- The Washington Times - Thursday, January 26, 2012

The Virginia House of Delegates on Thursday gave preliminary approval to a bill repealing a mandate that young girls receive a vaccination against the human papillomavirus (HPV), which is known to cause cervical cancer, before they enter the sixth grade.

The hot-button issue quickly gained increased national attention last year after Texas Gov. Rick Perry was castigated for an executive order mandating the vaccine, which was eventually overridden by the state Legislature. Rep. Michele Bachmann of Minnesota, who helped lead the charge against Mr.
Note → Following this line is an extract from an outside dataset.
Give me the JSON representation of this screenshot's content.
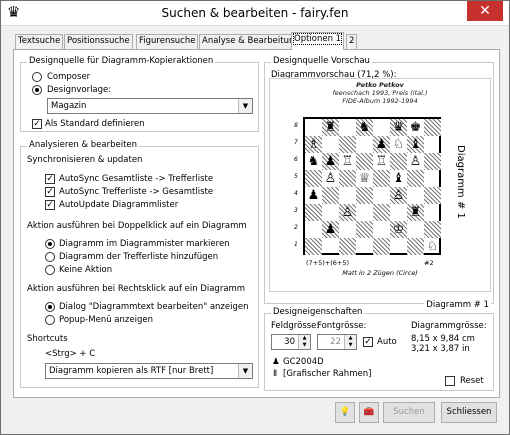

Perry, then was widely criticized when she suggested after one Republican presidential debate that the vaccine was linked to mental retardation.

“If this wasn’t an important issue to the citizens of the United States and this commonwealth, it would not have been such a focus of our presidential debate,” said Delegate Kathy J. Byron, Campbell Republican and the bill’s sponsor, who called the mandate a government intrusion into the private decision-making of parents and their children.

According to the Centers for Disease Control and Prevention (CDC), the virus infects about 20 million people in the country, with 6.2 million new cases each year.

The mandate, passed in 2007, contains a clause that allows parents to opt out of having their child receive the vaccine after they review information about the virus provided by the state Board of Health. Ms. Byron’s bill would also rescind that portion of the law.

The measure has cleared the Republican-led House in the past, and with a different makeup of the state Senate, it could receive a more favorable reception in the General Assembly’s upper chamber this year. It advanced to a final vote in the House that will likely take place Friday.

• • •

A bill to repeal a mandate that schools in Virginia not open their doors until after Labor Day opposed by Virginia’s tourism industry, but supported this year by Gov. Bob McDonnell failed to make it out of committee Thursday morning.

Repealing the so-called “King’s Dominion Law,” named after the theme park as a nod to the tourism lobby behind it, garnered support from educators and was part of Mr. McDonnell’s education package. The Senate Education and Health Committee voted it down, 9-6.

School systems must currently apply for a waiver from the state if they want to open before Labor Day. A House subcommittee on Thursday approved its version of the bill, which will likely now face another vote from the same Senate committee if it passes the full House.

• • •

The Virginia Senate on Thursday passed a measure that would allow hunting on private property on Sundays in the state.

Advocates insist that lifting the ban on Sunday hunting will allow Virginians who work or are otherwise occupied during the week an additional opportunity to hunt. The measure, approved on a 29-11 vote, would prohibit Sunday hunting within 250 yards of a place of worship. Hunters would also have to own the land or receive permission from the landowner.

The measure did not go without opposition even among the General Assembly’s hunting advocates.

“I grew up in the woods,” said Sen. R. Creigh Deeds, Bath Democrat. “In Bath County, I never really thought of huntin’ and fishin’ as sport. It’s a way of life.”

Mr. Deeds invoked his horse-riding daughters, saying that during hunting season, the only day they have to ride trails is Sunday.

“Those bullets don’t know property lines,” he said. “This is the proverbial ‘nose under the tent’ legislation.”

Senate Minority Leader Richard L. Saslaw said such concerns are overblown.

“This isn’t going to be the end of the world,” said Mr. Saslaw, Fairfax Democrat. “I’ve heard all this before. The commonwealth survives. Trust me, it’s not the end of our state.”

• • •

The Senate Education and Health committee on Thursday advanced a bill that would require women to first undergo ultrasound imaging before having an abortion.

The measure, which had routinely died in the previously Democrat-led committee, was approved on a party-line 8-7 vote. Pro-life advocates helped push the bill sponsored by Sen. Jill Holtzman Vogel, Loudoun Republican. A bill introduced by Sen. Ralph K. Smith, Botetourt Republican, was rolled into it.

The legislation would require women to undergo an ultrasound before having an abortion, but would not require them to view it. Supporters argue that it is simply a way to bolster a woman’s understanding of the medical status of their pregnancy, while detractors argue that it’s an unnecessary intrusion and a backdoor attempt to get the woman to opt against undergoing the procedure.